The Dangerous New Argument
The most dangerous assault on Black voting rights today doesn’t come with poll taxes or literacy tests. Instead, it comes wrapped in constitutional language and dressed up as fairness.
In Louisiana, Alabama, and Texas, state lawyers and conservative advocates have perfected a modern weapon: the claim that using race to fix racial discrimination is itself unconstitutional.
They twist the Equal Protection Clause — a protection born from the ashes of slavery — into a tool that weakens the very communities it was meant to protect. This is not just a policy dispute. It is discrimination in a new and more subtle form. This is the modern version of Jim Crow. Call him Jimmy — he smiles in your face and shakes your hand in the restaurant.
Why Race Was in the Law to Begin With
Section 2 of the Voting Rights Act was never an accident. Congress put race front and center because race was the problem. The law aimed to stop decades of deliberate and planned attacks on Black political power.
Lawmakers designed the Act to use race intentionally — not to give one group an unfair advantage, but to repair centuries of targeted harm. Calling this intentional repair “reverse discrimination” mocks history and insults justice.
Louisiana: The Messy Example
In Louisiana, the voting rights fight has turned into a legal maze. In 2022, federal judge Shelly Dick ruled that the state’s congressional map diluted Black voting power. She ordered lawmakers to create a second majority-Black district.
The legislature complied. Soon after, another court declared the new map unconstitutional, calling it an illegal racial gerrymander. This left voters stuck between two conflicting rulings.
The Supreme Court stepped in but refused to settle the disagreement. Instead, the justices froze the map for the 2024 election, saying they wanted to prevent confusion. As a result, Louisianans used a map that another court may later throw out. This example shows how ‘reverse discrimination’ claims delay or destroy remedies for proven discrimination.

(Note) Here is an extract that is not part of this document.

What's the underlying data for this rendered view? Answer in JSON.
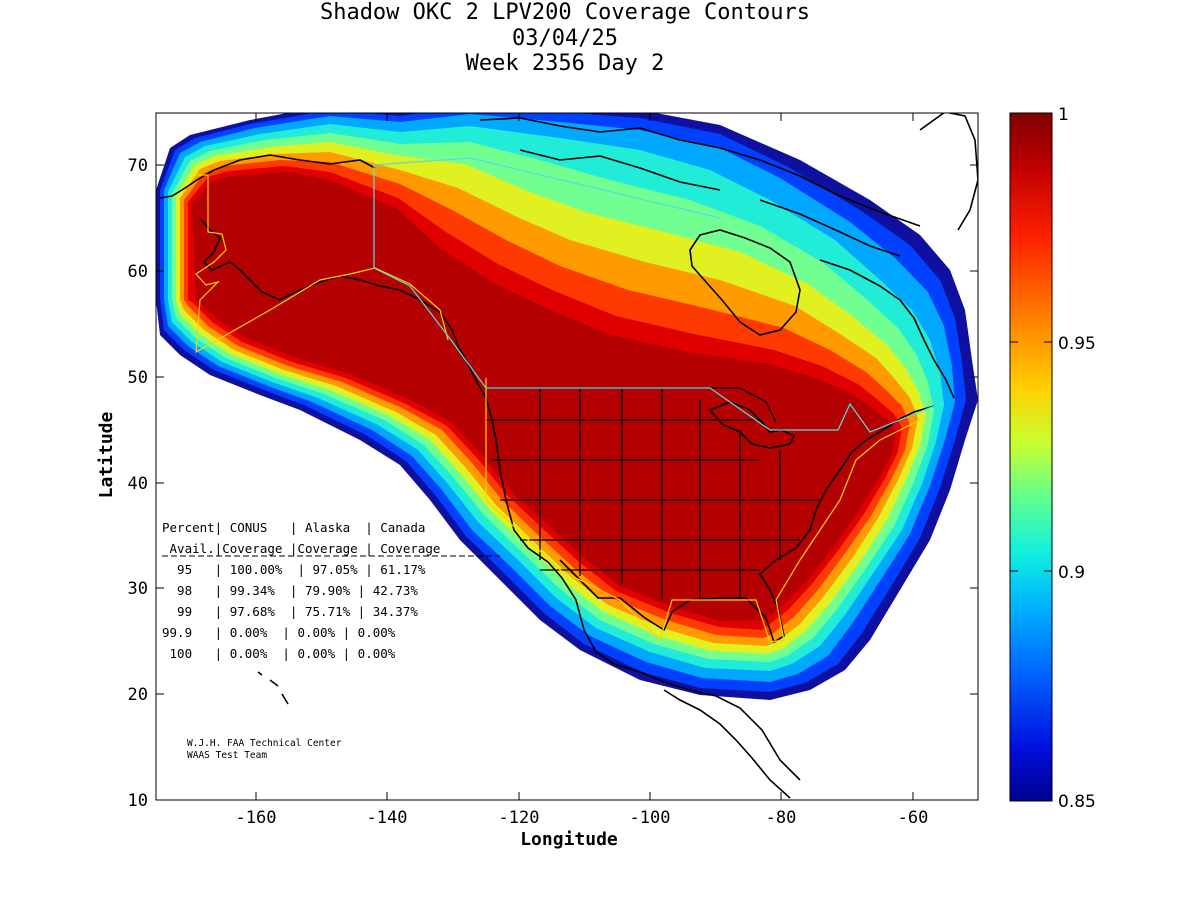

An Example That Says It All
Imagine a town that for decades locked Black families out of its only public swimming pool. A federal judge forces the town to allow them in, so the town sets aside specific hours so Black residents can swim without being crowded out.
Now imagine those same leaders running to another court, saying, “That’s not fair to white swimmers.” They pretend they’ve forgotten who kept the pool closed in the first place.
This is exactly what happens in today’s redistricting fights. The “pool” is the right to vote, and the “swim hours” are districts where Black voters can vote for people that look like them. The fix for decades of exclusion now faces attack as unconstitutional.

The Supreme Court’s Role
This fight over “reverse discrimination” isn’t just a legal debate — it’s aimed at changing the rules that have protected Black voters for nearly 60 years.
So far, the Supreme Court has never ruled that the Equal Protection Clause and the Voting Rights Act conflict. The Equal Protection Clause is part of the 14th Amendment to the Constitution. It says the government must treat people equally under the law and cannot unfairly discriminate based on race. Congress passed the Voting Rights Act in 1965 to stop states from making rules that block or weaken the votes of Black Americans.
Right now, some lawyers and lawmakers are arguing that these two laws clash — that protecting the right of Black voters to choose their leaders is somehow unfair. Several Supreme Court justices have signaled they might agree. If the Court rules the two laws conflict, states will no longer have to create majority-Black districts, even when there is clear proof of discrimination. That decision would lock today’s power structure in place for decades.
This is Not Your Grandfather’s Discrimination
This isn’t the crude bigotry of Jim Crow. It is 21st-century discrimination — dressed in the language of equality, pushed through legal arguments, and delivered with a smile. It’s clever, calculated, and convincing to those who don’t know the history.
The people behind this strategy know exactly what they are doing. They use the Constitution’s promise of equality as a weapon to block the progress that promise was meant to secure.
Recognizing the Problem
Like the first step in recovery, we must name the problem before we can solve it. This is a deliberate effort to weaken Black political influence while pretending it’s about fairness.
Failing to recognize it means falling into the trap. Once we are in, we will fight for scraps of representation in a system built to keep us powerless.
The Path Forward
We cannot wait for the courts to rescue us. History shows they often arrive too late or side with those in power. Therefore, we must organize, vote in every election, support candidates who defend voting rights, and challenge these arguments loudly and often.
The first step is awareness. The second is action. The time for both is now.